Bulgaria, Repubblica Ceca, Paesi baltici, Ungheria… La lista dei Paesi dell’ex blocco socialista che hanno aderito alla Nato è lunga e ogni volta è stato un colpo duro alla Russia che aveva molti di quei Paesi come alleati nel patto di Varsavia. Difficile per Mosca non percepire ogni azione che allarga la Nato come una minaccia che mira a contenerla. E ieri è arrivata l’ultima puntata che va ad alimentare il dossier ancora aperto con l’Ucraina e a minare l’intesa appena costruita per combattere Daesh. L’ultima puntata è l’invito al Montenegro ad entrare a far parte dell’Alleanza atlantica: un Paese che, pur non appartenendo al patto di Varsavia, era percepito almeno come neutrale e che è comunque l’anticamera di un avvicinamento alla Serbia, un partner che ha in Mosca un alleato importante. Infine il Montenegro è un Paese rivierasco, sul Mediterraneo già circondato da alleati Nato: Albania e Grecia. E non è un segreto quanto tengano i russi a poter contare su Paesi vicini soprattutto se si affacciano su mari com’è per il Mediterraneo.

Non c’è dunque da stupirsi della reazione russa all’invito formalizzato ieri in apertura della seconda giornata della ministeriale esteri a Bruxelles presieduta dal segretario della Nato Jens Stoltenberg. Dopo il negoziato di accesso e la successiva ratifica dei parlamenti dei 28 stati membri dell’Alleanza, il Montenegro diventerà così il ventinovesimo socio, scelta che il premier montenegrino Milo Djukanovic – non esattamente un uomo di specchiata moralità e il cui nome appare anche nei dossier della giustizia italiana – ha definito storica. La stessa parola di Stoltenberg. «È – aggiunge il premier montenegrino – il giorno più importante per il Montenegro dopo il referendum del 2006 per l’indipendenza”.
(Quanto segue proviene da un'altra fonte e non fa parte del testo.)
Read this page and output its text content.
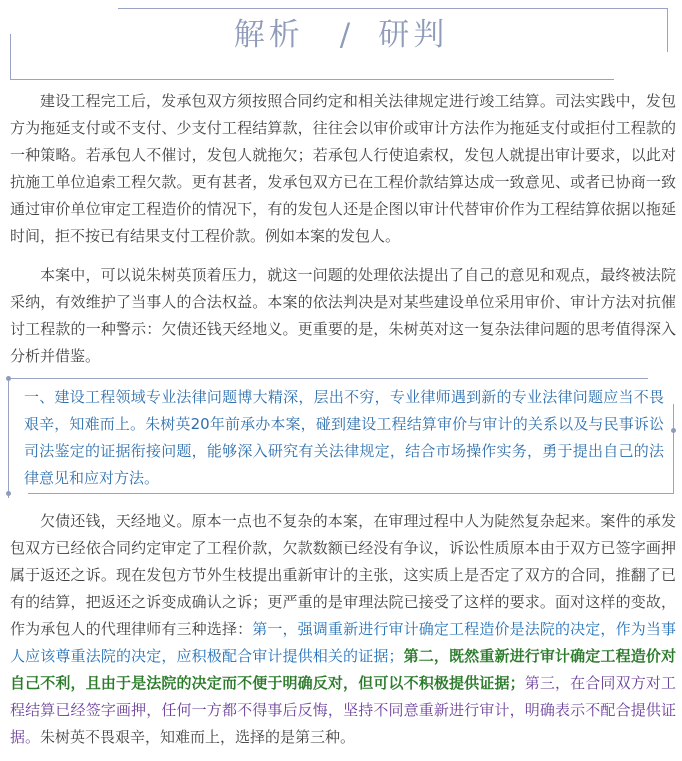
解析 / 研判

建设工程完工后，发承包双方须按照合同约定和相关法律规定进行竣工结算。司法实践中，发包方为拖延支付或不支付、少支付工程结算款，往往会以审价或审计方法作为拖延支付或拒付工程款的一种策略。若承包人不催讨，发包人就拖欠；若承包人行使追索权，发包人就提出审计要求，以此对抗施工单位追索工程欠款。更有甚者，发承包双方已在工程价款结算达成一致意见、或者已协商一致通过审价单位审定工程造价的情况下，有的发包人还是企图以审计代替审价作为工程结算依据以拖延时间，拒不按已有结果支付工程价款。例如本案的发包人。

本案中，可以说朱树英顶着压力，就这一问题的处理依法提出了自己的意见和观点，最终被法院采纳，有效维护了当事人的合法权益。本案的依法判决是对某些建设单位采用审价、审计方法对抗催讨工程款的一种警示：欠债还钱天经地义。更重要的是，朱树英对这一复杂法律问题的思考值得深入分析并借鉴。

一、建设工程领域专业法律问题博大精深，层出不穷，专业律师遇到新的专业法律问题应当不畏艰辛，知难而上。朱树英20年前承办本案，碰到建设工程结算审价与审计的关系以及与民事诉讼司法鉴定的证据衔接问题，能够深入研究有关法律规定，结合市场操作实务，勇于提出自己的法律意见和应对方法。

欠债还钱，天经地义。原本一点也不复杂的本案，在审理过程中人为陡然复杂起来。案件的承发包双方已经依合同约定审定了工程价款，欠款数额已经没有争议，诉讼性质原本由于双方已签字画押属于返还之诉。现在发包方节外生枝提出重新审计的主张，这实质上是否定了双方的合同，推翻了已有的结算，把返还之诉变成确认之诉；更严重的是审理法院已接受了这样的要求。面对这样的变故，作为承包人的代理律师有三种选择：第一，强调重新进行审计确定工程造价是法院的决定，作为当事人应该尊重法院的决定，应积极配合审计提供相关的证据；第二，既然重新进行审计确定工程造价对自己不利，且由于是法院的决定而不便于明确反对，但可以不积极提供证据；第三，在合同双方对工程结算已经签字画押，任何一方都不得事后反悔，坚持不同意重新进行审计，明确表示不配合提供证据。朱树英不畏艰辛，知难而上，选择的是第三种。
La Russia esprime la sua contrarietà da tempo per un risiko da accerchiamento, a partire dalle ultime adesioni di Croazia e Albania (2009) e che adesso potrà contare nei Balcani su tre Stati (quattro se si considera il Kosovo, in un certo senso un protettorato della Nato con una notevole concentrazione di soldati stranieri). Poco conta se il processo di adesione sarà lungo (un paio d’anni): l’ennesimo tassello del Risiko è sistemato.
Quanto a Mosca, la rabbia è contenuta ma non nascosta: il portavoce di Putin Dmitri Peskov è stato chiaro e ha spiegato che la continua espansione della Nato verso Est non potrà che portare a dure azioni di risposta. Chi ha orecchie intenda. Intenda anche Mosca se – come ha scritto ieri la Bbc – fonti anonime della Nato sostengono che la scelta del Montenegro serve per dire a Mosca che deve dimenticarsi di poter avere un diritto di veto. Infatti questo paese di 650mila anime ha un esercito che conta circa 2mila effettivi e un paio di fregate. La scelta di candidarlo serve più come monito a Mosca che ha rafforzare la sicurezza dell’Alleanza.

Il processo di adesione non sarà comunque né facile né lineare. Nel Paese ci sono forti resistenze che non sono semplicemente “nostalgiche”. Basterà ricordare che nel 1990 Montenegro e Serbia fecero i conti proprio con gli aerei e le bombe della Nato. Anche quelle furono giornate storiche.